Want to mention something I found offensive, which is 2 references in separate published pieces about this show which referenced how Don could never be mistaken for a Jew. The show uses stereotypes but it’s wrong to extend them to actual life. James Franco is Jewish. Paul Newman considered himself Jewish - his father was and he considered being Jewish the more difficult choice (and as Adam Sandler sang, if you crossed Paul Newman and Goldie Hawn you’d get one good looking Jew). Jake Gyllenhaal is Jewish. And so on. Michael Ginsburg’s character is Jewish and so is the actor who played him, Ben Feldman, but that’s him in a wig and you can see how good looking Feldman is in the show A to Z, where he plays a non-Jewish guy. Rachel Katz/Mencken is dark-haired but Bar Refaeli is tall and blonde.

Lergnom, was the implication that Don is too attractive? Or something else?

(And thanks a lot for getting that Adam Sandler song stuck in my head.)

Funny, if I stopped to think about it–which I haven’t–I would have thought that there was a strong possibility that John Hamm was Jewish. Why not?

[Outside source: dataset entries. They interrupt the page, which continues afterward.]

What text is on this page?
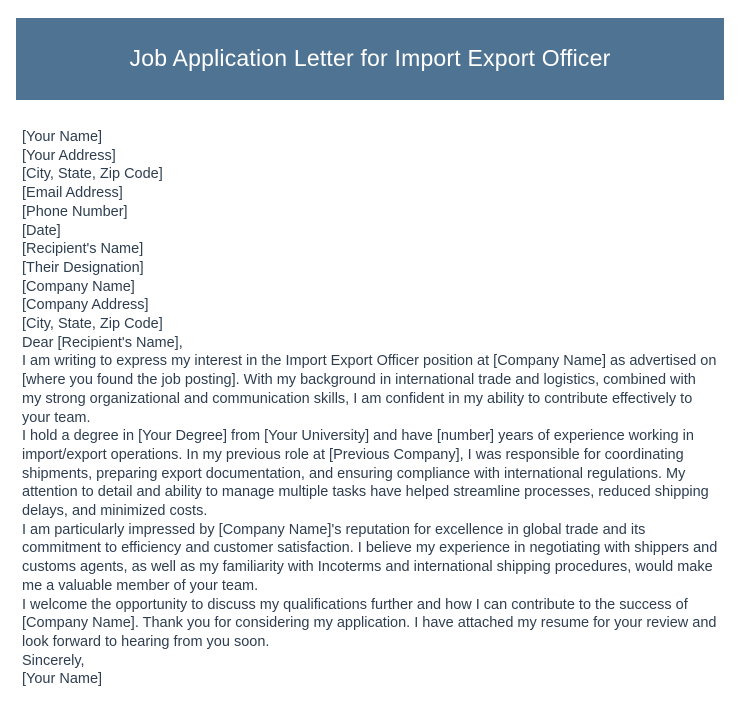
Job Application Letter for Import Export Officer

[Your Name]

[Your Address]

[City, State, Zip Code]

[Email Address]

[Phone Number]

[Date]

[Recipient's Name]

[Their Designation]

[Company Name]

[Company Address]

[City, State, Zip Code]

Dear [Recipient's Name],

I am writing to express my interest in the Import Export Officer position at [Company Name] as advertised on [where you found the job posting]. With my background in international trade and logistics, combined with my strong organizational and communication skills, I am confident in my ability to contribute effectively to your team.

I hold a degree in [Your Degree] from [Your University] and have [number] years of experience working in import/export operations. In my previous role at [Previous Company], I was responsible for coordinating shipments, preparing export documentation, and ensuring compliance with international regulations. My attention to detail and ability to manage multiple tasks have helped streamline processes, reduced shipping delays, and minimized costs.

I am particularly impressed by [Company Name]'s reputation for excellence in global trade and its commitment to efficiency and customer satisfaction. I believe my experience in negotiating with shippers and customs agents, as well as my familiarity with Incoterms and international shipping procedures, would make me a valuable member of your team.

I welcome the opportunity to discuss my qualifications further and how I can contribute to the success of [Company Name]. Thank you for considering my application. I have attached my resume for your review and look forward to hearing from you soon.

Sincerely,

[Your Name]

I think the implication by those writers is that Jews look like Michael Ginsberg and that Don is far too tall and handsome to be Jewish. Easy stereotyping by a lazy writer.

Well, I don’t think Don Draper / Jon Hamm “looks” Jewish and I think that’s quite deliberate casting since he’s playing a WASP. I don’t see the problem. They needed their character to have a certain look.

Uh, my objection was to comments by writers in published articles about the show which tried to make a joke by saying no one could ever mistake Don for Jewish. And the way they said it was, I thought, demeaning, which is why I mentioned Paul Newman and Jake Gyllenhaal. There is no “Jewish” look, just stereotypes of dark hair, hooked noses and the like.

I think ther’s jewish look as much as there’s hispanic look. Some jewish or hispanic person may not look jewish or hispanic. But there’s a “look” Is it racist to acknowledeg it?

Oh come on. Some people look more stereotypically Jewish than others. Don Draper happens not to.

Jason Biggs (the actor) is often mistaken for being Jewish though he’s not. That’s not “racist.” Many E European Jews have shared ancestry.

Uh, there is no Jewish look. There are stereotypes about Jewish looks, but I guarantee you that if you spend time in Jewish communities you learn they look Irish, Italian, Arab, Russian, etc. And if you go to Israel, you would be hard-pressed to find people matching your conception of Jewish looking. The stereotype comes from three things: that many of Jews in certain places were from the same areas in Europe so they tended to have those characteristics and dress (which originally was poverty driven) and then the stereotype of Jews in intellectual professions. I think Jews were happy to see the latter stereotype take hold because it replaced “Jewish gangster”; a large number of the thugs, bootleggers and murderers of the gang era of crime were Jewish. Though you wouldn’t know that to look at them. As in Dutch Schultz with his typical non-Jewish face except he was born Arthur Flegenheimer. Note that Downton Abbey does the same subject differently: Atticus Aldridge and his family, all very good looking and not one played by a Jewish actor.

And again, what I was objecting to was an attempt at humor by a few writers, not the show, which I know traffics in stereotypes (and subverting them) on purpose.

I really didn’t enjoy this episode. Considering there are only 7 I found it disappointing.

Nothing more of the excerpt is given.